Alwaght- Along with the relative stagnation on Yemen battlegrounds, the anti-Sana'a coalition of Yemeni and foreign actors is reviewing its alliances and reshaping its internal structures to adapt to the changes and dynamics happening in the game environment.
As part of these efforts, leaders of General People's Congress (GPC) have met in Abu Dhabi and took steps towards a peace initiative, reports suggested. One of the terms of the initiative was cutting off support to Abdrabbuh Mansour Hadi, removing him from presidency in the Aden-based administration, and replacing him with Ahmad Saleh, the son of the former President Ali Abdullah Saleh.
In April 2015, the UN Security Council imposed sanctions on Ahmad Saleh under Resolution 2216, accusing him of participating in activities that threaten peace, security and stability in Yemen. The sanctions imposed a travel ban on him.
However, a recent letter sent to the UN Secretary-General Antonio Guterres by Hadi's Foreign Minister Ahmad bin Mubarak and earlier negotiations with the former special UN envoy to Yemen Martin Griffiths demonstrated the Saudi and Emirati plans to ditch Hadi and bring to power the former president's son. Saleh's recent meeting with Netherlands ambassador to the UAE gave signs that the Western sides were preparing to lift his sanctions.
Elaph newspaper of Saudi Arabia in an article reported that Riyadh was pursuing Hadi removal from the political scene under the excuse of critical health and aging conditions. The newspaper noted that the most important current candidate to replace Hadi was Ahmad Saleh. It further said that the UNSC, including Russia and China, was moving in this direction and pursuing sanctions relief.
On the other hand, the UAE appointed Saleh president of the recent GPC conference as a replacement to Hadi in preparation to name him president of the ousted regime.
Earlier, media had revealed that Ahmad arranged an agreement among GPC's branch in the west coast, the UAE-backed militia there led by his cousin Tareq Saleh, and GPC's Sana'a branch led by Saleh Abu Ra'as.
Behind-the-scenes Riyadh-Abu Dhabi rivalry: End of alliance
The distrust between Saudi Arabia and the UAE is rising day by day and due to their struggle for own interests in Yemen as their strategies began to conflict. The clearest example is the UAE exit announcement from combat mission in Yemen, followed by clashes between the UAE-sponsored Southern Transitional Council (STC) and the Saudi-backed loyalists of Hadi in 2018 and expulsion of Hadi cabinet from Aden.
This division continues despite political shows of maintaining unity, such as the failed Riyadh agreement and hand shaking of Abu Dhabi Crown Prince Mohammed bin Zayed and Saudi Crown Prince Mohammed bin Salman in front of media during bin Zayed's recent visit to Riyadh. With the Emiratis seeking to grab the initiative from the Saudis and play as the leading foreign actor in southern Yemen developments, this division even goes wider.
Although the news leaked talk about an agreement between Riyadh and Abu Dhabi to oust Mansour Hadi from power, behind the scenes there is a fierce competition between the two countries to pick up close allies in the government of Aden. And Hadi ouster should be read a Saudi concession to save the failing anti-Sana'a front, amid catastrophic situation for the Saudis in the strategic Ma'rib and the daily drone and missile strikes by Ansarullah Movement on the Saudi territories. It should be mentioned that opposition to Hadi inside the Aden government's circles was high and in addition to the southerners, Tareq Saleh did not swear allegiance to Hadi either.
GPC's challenges to recover from past mistakes
Observers hold that the efforts to appoint Ahmad Saleh as the leader of the GPC at present is a difficult job, given the massive differences that tore apart the party.
Currently, the GPC is going through tough times due to fragile domestic conditions, lack of financial resources, and regional and international pressures.
The internal rift between the party leaders is one of the most important challenges facing the party leaders in restoring the place in Yemen developments.
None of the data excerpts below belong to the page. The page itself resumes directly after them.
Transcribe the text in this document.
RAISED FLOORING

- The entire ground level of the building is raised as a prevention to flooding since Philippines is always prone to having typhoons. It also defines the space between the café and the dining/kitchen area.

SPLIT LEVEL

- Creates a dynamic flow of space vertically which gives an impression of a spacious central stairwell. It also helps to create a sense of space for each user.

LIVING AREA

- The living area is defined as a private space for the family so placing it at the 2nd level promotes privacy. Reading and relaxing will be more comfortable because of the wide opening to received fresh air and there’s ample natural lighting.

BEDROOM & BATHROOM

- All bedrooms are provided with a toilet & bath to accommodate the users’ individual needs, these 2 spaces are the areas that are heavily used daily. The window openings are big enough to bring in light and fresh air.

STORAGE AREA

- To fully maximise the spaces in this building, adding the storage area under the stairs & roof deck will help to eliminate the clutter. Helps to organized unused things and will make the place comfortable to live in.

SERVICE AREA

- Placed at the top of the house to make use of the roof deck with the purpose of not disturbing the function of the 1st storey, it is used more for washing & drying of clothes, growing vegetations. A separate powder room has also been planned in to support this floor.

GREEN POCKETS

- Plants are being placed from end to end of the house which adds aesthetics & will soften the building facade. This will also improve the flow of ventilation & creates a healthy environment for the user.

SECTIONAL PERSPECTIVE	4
Currently, the GPC has relations with Sana'a, Cairo, and Riyadh.
Observers believe that the key challenge ahead of pro-unity efforts of the GPC is lack of a comprehensive leadership, at a time each of its leaders insist on their qualification for general leadership and replacement of the slain leader Ali Abdullah Saleh.
No matter how patriotic the slogans of the GPC expatriate leaders are. A majority of them abandoned their country and people while the latter suffered for over six years under war, blockade, hunger, and diseases, tied their interests to those of foreign actors, and walked a path of political decline.
Therefore, the top priority for the party leaders is to unlock from dependence on foreign powers that seek colonial goals in prevention of Yemen unity and independence.